For a CRE broker, the capital partner relationship is the single most important asset in the business. A good capital partner is a multi-deal channel that closes consistently, protects your client relationship, and pays you cleanly. A bad one wastes your time on dead deals, solicits your clients, or fights you on the fee at closing.
The three channels brokers use
- Direct outreach: cold-emailing or calling debt funds, private capital sources, and balance-sheet lenders. High effort, slow to build, but builds direct relationships.
- Referral: another broker, operator, or attorney introduces you to a capital partner they've closed deals with. Faster trust, but limited to your network.
- Capital-partner platforms: firms like Passy Capital that explicitly run a broker channel — broker submits deals, platform underwrites and funds, broker gets paid at close. Lowest friction to get started.
What to look for in a capital partner
- Term-sheet speed: 24–48 hours on a clean file is the bar. If they take longer, your deals die in the meantime.
- Capital range: their sweet spot needs to match your deal book. A $5M-average broker doesn't fit a $25M-minimum platform.
- Asset class coverage: confirm they actively fund what you submit — multifamily, mixed-use, retail, hospitality, SFR. A "we do everything" answer often means they don't have deep relationships in any one vertical.
- Geographic reach: 50-state or specific regions. Brokers covering a metro need a partner that funds in that metro.
- Closing rate: ask what percentage of issued term sheets actually close. Below 60% is concerning.

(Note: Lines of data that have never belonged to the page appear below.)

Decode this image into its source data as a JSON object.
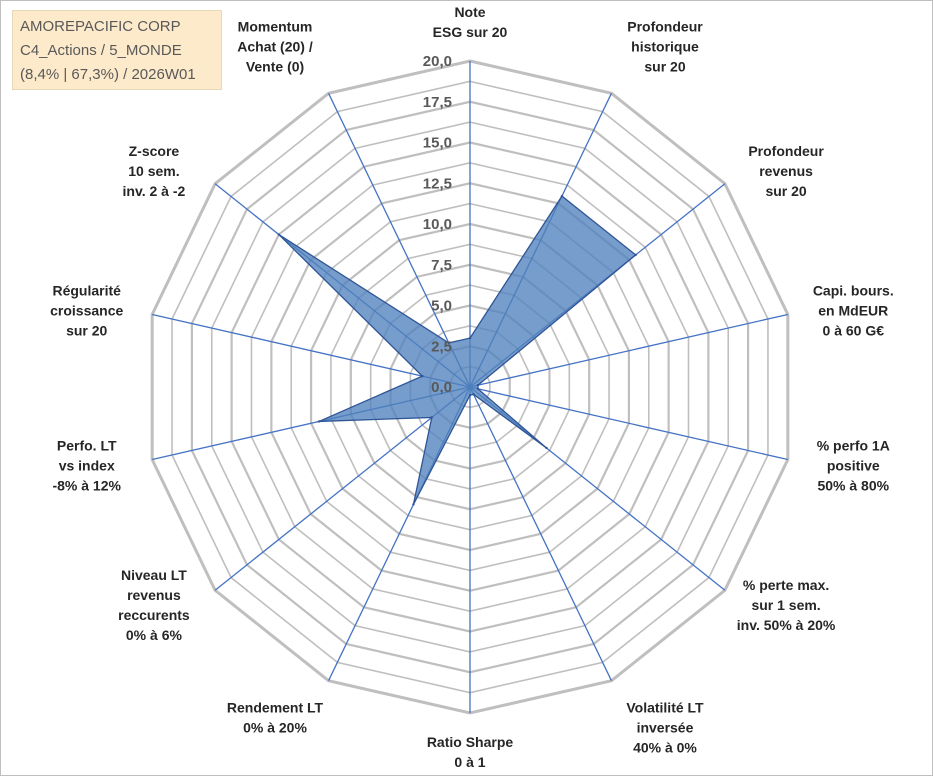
{
  "info_box": {
    "line1": "AMOREPACIFIC CORP",
    "line2": "C4_Actions / 5_MONDE",
    "line3": "(8,4% | 67,3%) / 2026W01"
  },
  "colors": {
    "fill": "#4f81bd",
    "outline": "#2f5597",
    "grid": "#bfbfbf",
    "spoke": "#4472c4"
  },
  "chart_data": {
    "type": "radar",
    "title": "",
    "r_range": [
      0,
      20
    ],
    "r_ticks": [
      "0,0",
      "2,5",
      "5,0",
      "7,5",
      "10,0",
      "12,5",
      "15,0",
      "17,5",
      "20,0"
    ],
    "grid": true,
    "legend": "none",
    "axes": [
      [
        "Note",
        "ESG sur 20"
      ],
      [
        "Profondeur",
        "historique",
        "sur 20"
      ],
      [
        "Profondeur",
        "revenus",
        "sur 20"
      ],
      [
        "Capi. bours.",
        "en MdEUR",
        "0 à 60 G€"
      ],
      [
        "% perfo 1A",
        "positive",
        "50% à 80%"
      ],
      [
        "% perte max.",
        "sur 1 sem.",
        "inv. 50% à 20%"
      ],
      [
        "Volatilité LT",
        "inversée",
        "40% à 0%"
      ],
      [
        "Ratio Sharpe",
        "0 à 1"
      ],
      [
        "Rendement LT",
        "0% à 20%"
      ],
      [
        "Niveau LT",
        "revenus",
        "reccurents",
        "0% à 6%"
      ],
      [
        "Perfo. LT",
        "vs index",
        "-8% à 12%"
      ],
      [
        "Régularité",
        "croissance",
        "sur 20"
      ],
      [
        "Z-score",
        "10 sem.",
        "inv. 2 à -2"
      ],
      [
        "Momentum",
        "Achat (20) /",
        "Vente (0)"
      ]
    ],
    "series": [
      {
        "values": [
          3.0,
          13.0,
          13.0,
          0.5,
          0.5,
          6.0,
          0.5,
          0.5,
          8.0,
          3.0,
          9.5,
          3.0,
          15.0,
          3.0
        ]
      }
    ]
  }
}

- Capital source disclosure: do they disclose the actual funding source per deal? "Our network" is a non-answer.
Red flags to avoid
- No written engagement before they start working the deal — leaves your fee unprotected
- Vague no-solicit language or refusal to sign an NDA on broker introductions
- Bait-and-switch on term sheet: lower leverage or higher rate at commitment than at term sheet
- Upfront fees of any kind — application fees, retainer, expedite fees
- Requirement that you stay out of the borrower communication entirely — undermines your client relationship
- Slow response time on follow-ups (5+ days) — predicts how they'll behave at closing
How to structure the relationship
Per deal, get the engagement letter in writing before substantive underwriting begins. The engagement should specify: your fee (typically 50/50 split of the broker fee, or a referral fee structure), the no-solicit clause, the timeline expectations, and the capital source if known.
Track outcomes: what percentage of your submissions get term sheets, what percentage of term sheets close, average days to close. If a partner's term-sheet-to-close ratio is under 60%, drop them — they're costing you client trust.
Build relationships with 2–3 capital partners in your sweet spot, not 1. Single-channel dependency kills brokers when the partner shifts strategy or pauses on your asset class. Multi-channel keeps you funded.